I looked forward to the RAD Pole Camp in Greece for almost six months. Every time I thought about the fact that I would soon meet many of my biggest Pole idols and get the chance to learn from them, got me jittery with excitement. I honestly admit that I was also a bit nervous because I am a little afraid of flying. (Ok, I am terribly afraid of flying and even reflected for a millisecond whether I could go by train to Athens.) I however realized that my nervousness was reasonless and all would turn out ok when we landed in Athens on time and a Greek guy played something like Eye of the Tiger from his phone and the whole plane wildly cheered our heroic pilots. I might put this song on my phone to play it for every successful pilot in the future …

 

The RAD Pole Camp in Greece was very well organized. The hotel is beautiful, clean, and modern. Anyway, the most important thing is that the sun is shining and that there is a pool, am I right? I have taken a lot from the workshops, and I especially liked the free afternoon activities such as calisthenics, Acrobatics, Dance Flow, or stretching with Marion Crampe (WHAT?). Here are a few more insights that I have gained from the camp:

 

  • I am very glad that I went on my own, as I got to know more people this way
  • Sometimes you need to find the courage to share a room with a stranger – Hello, Sinem, my new Sister from another Mister :)
  • Greek food is great, but not suited for diets

Yet, the best part of the Pole Camp was the fact that got to know so many amazing Pole dancers. It is interesting to hear how others structure their Pole training or how other Pole Studios are organized. Every conversation was an enriching experience. The exchange with other Pole Dancers and the workshops helped me to put my own Pole training back into perspective and to remember my Pole roots.

As a Pole dancer, an instructor, a blogger, I often feel, consciously or unconsciously, a great pressure. And I know that many of you feel this way. Almost every Pole dancer who gets asked how long they are Pole Dancing for apologizes in the same breath that they are not as good as they could/should be. I have to include myself here. I often feel the pressure that I am not strong or flexible enough. That my Instagram videos are not clean or creative enough. I am afraid that my classes are not interesting enough. When I visited the workshops of Maddie Sparkle, Michelle Shimmy, and Marlo Fisken, when I talked to the other camp participants, I realized that I had a rather tense attitude towards the Pole. I feel in a position where I have to constantly deliver and where it is never enough.

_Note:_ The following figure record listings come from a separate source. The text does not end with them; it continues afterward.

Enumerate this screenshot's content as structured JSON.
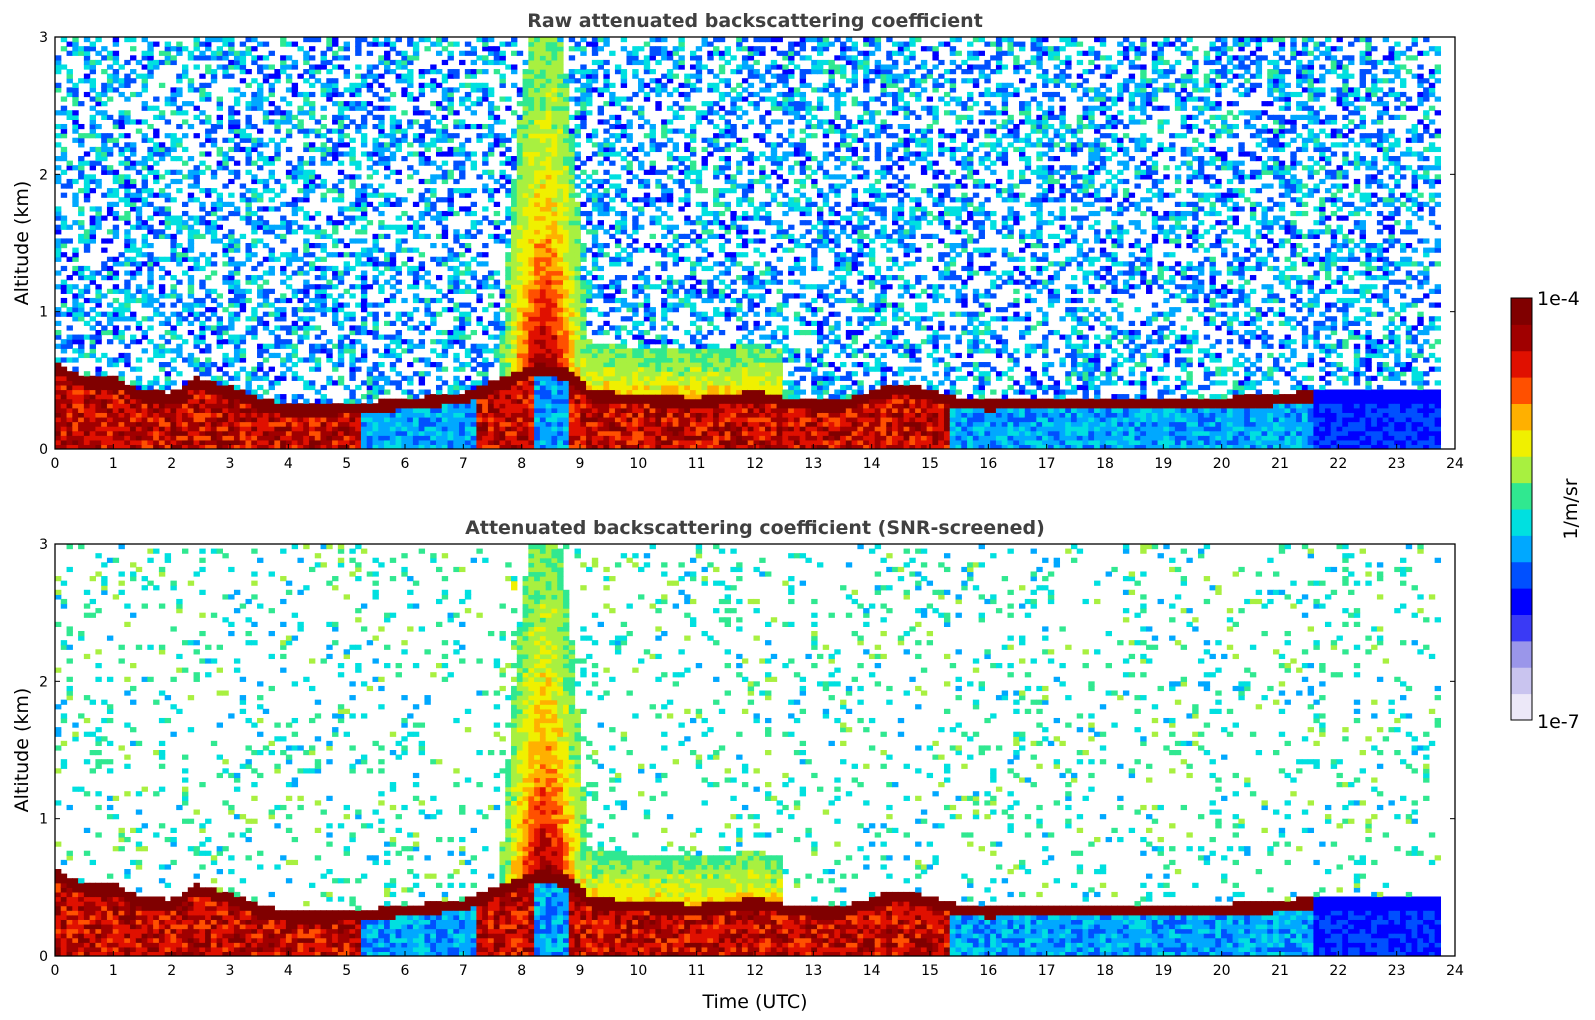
{
  "colors": {
    "title": "#404040",
    "axis": "#000000",
    "colormap": [
      "#ece8f8",
      "#c9c4ef",
      "#9a96ea",
      "#3a3af5",
      "#0000ff",
      "#0050ff",
      "#00a8ff",
      "#00e0e0",
      "#30e890",
      "#a8f040",
      "#f0f000",
      "#ffb000",
      "#ff5000",
      "#e01000",
      "#a00000",
      "#800000"
    ]
  },
  "chart_data": [
    {
      "type": "heatmap",
      "title": "Raw attenuated backscattering coefficient",
      "xlabel": "",
      "ylabel": "Altitude (km)",
      "xlim": [
        0,
        24
      ],
      "ylim": [
        0,
        3
      ],
      "x_ticks": [
        "0",
        "1",
        "2",
        "3",
        "4",
        "5",
        "6",
        "7",
        "8",
        "9",
        "10",
        "11",
        "12",
        "13",
        "14",
        "15",
        "16",
        "17",
        "18",
        "19",
        "20",
        "21",
        "22",
        "23",
        "24"
      ],
      "y_ticks": [
        "0",
        "1",
        "2",
        "3"
      ],
      "data_extent_x": [
        0,
        23.75
      ],
      "boundary_layer_top_km": {
        "x": [
          0,
          0.5,
          1,
          1.5,
          2,
          2.4,
          3,
          3.5,
          4,
          4.5,
          5,
          5.5,
          6,
          6.5,
          7,
          7.5,
          8,
          8.3,
          8.8,
          9.2,
          10,
          11,
          11.5,
          12,
          12.5,
          13,
          13.5,
          14,
          14.5,
          15,
          15.5,
          16,
          17,
          18,
          19,
          20,
          21,
          21.5
        ],
        "y": [
          0.55,
          0.45,
          0.45,
          0.35,
          0.33,
          0.45,
          0.38,
          0.3,
          0.24,
          0.24,
          0.26,
          0.27,
          0.29,
          0.31,
          0.33,
          0.42,
          0.5,
          0.55,
          0.5,
          0.35,
          0.32,
          0.3,
          0.32,
          0.35,
          0.3,
          0.28,
          0.28,
          0.35,
          0.4,
          0.35,
          0.3,
          0.28,
          0.3,
          0.3,
          0.3,
          0.3,
          0.32,
          0.35
        ]
      }
    },
    {
      "type": "heatmap",
      "title": "Attenuated backscattering coefficient (SNR-screened)",
      "xlabel": "Time (UTC)",
      "ylabel": "Altitude (km)",
      "xlim": [
        0,
        24
      ],
      "ylim": [
        0,
        3
      ],
      "x_ticks": [
        "0",
        "1",
        "2",
        "3",
        "4",
        "5",
        "6",
        "7",
        "8",
        "9",
        "10",
        "11",
        "12",
        "13",
        "14",
        "15",
        "16",
        "17",
        "18",
        "19",
        "20",
        "21",
        "22",
        "23",
        "24"
      ],
      "y_ticks": [
        "0",
        "1",
        "2",
        "3"
      ],
      "data_extent_x": [
        0,
        23.75
      ]
    }
  ],
  "colorbar": {
    "label": "1/m/sr",
    "max_label": "1e-4",
    "min_label": "1e-7",
    "scale": "log",
    "range": [
      1e-07,
      0.0001
    ]
  }
}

Maddie Sparkle told us in her workshop that Pole Dancers often show her new Pole tricks and are like You should try this or that. But she is always like Nope. I don’t want to. Maddie admits that she has a relatively narrow repertoire of Pole tricks that she actually likes to do, but that she is training these over and over again to perfection. Maddie has reminded me that I should not actually justify my Pole training to anyone, but rather do what I really like. That it does not really matter what I do as long as it is authentic and reflects me.

 

I had the funniest Warm-Up of my life with Marlo Fisken. It took a couple of Zumba beats and five dance-loving Turkish class participants and -le violà- biggest Warm-Up Party that put me in a state of sweating which seriously ashamed me. Marlo’s workshops were energetic and unlike anything I have ever experienced. It deeply impressed me how Marlo has no fear of any movement to look unconventional or even sometimes inelegant. You can feel her irrepressible joy of dance and movement itself. This has me recall how carefree Pole training can feel. How little it can feel like hard work, yet fun. I have been training too result-oriented lately. My training sessions always had to lead up to something at the end of the day (an Instagram video, a class content, etc.). This pressure, however, does not leave me any room to play and limits me at the end.

Michelle Shimmy exudes a deep self-confidence. Exotic Pole is still highly controversial and condemned by society, yet Shimmy stays true to her style and lives it in an absolutely unique way. Her choreographies do not take themselves too seriously and mediate, as Marlo’s, the pure joy of Pole Dancing without any specific purpose. Shimmy’s workshops reminded me that I can be proud of the Pole Dancer that I am, no matter what others might think. 

 

I know, I know, you are most likely saying that you have always told me so: Pole training should be fun, We should always stay true to ourselves, We should not let ourselves be influenced by others. Yet, I needed to fully understand this on my own. So, Thank you again to the RAD team for the great Pole camp, to all Pole athletes for the inspiring workshops, and to my Pole girls for returning me to my Pole roots.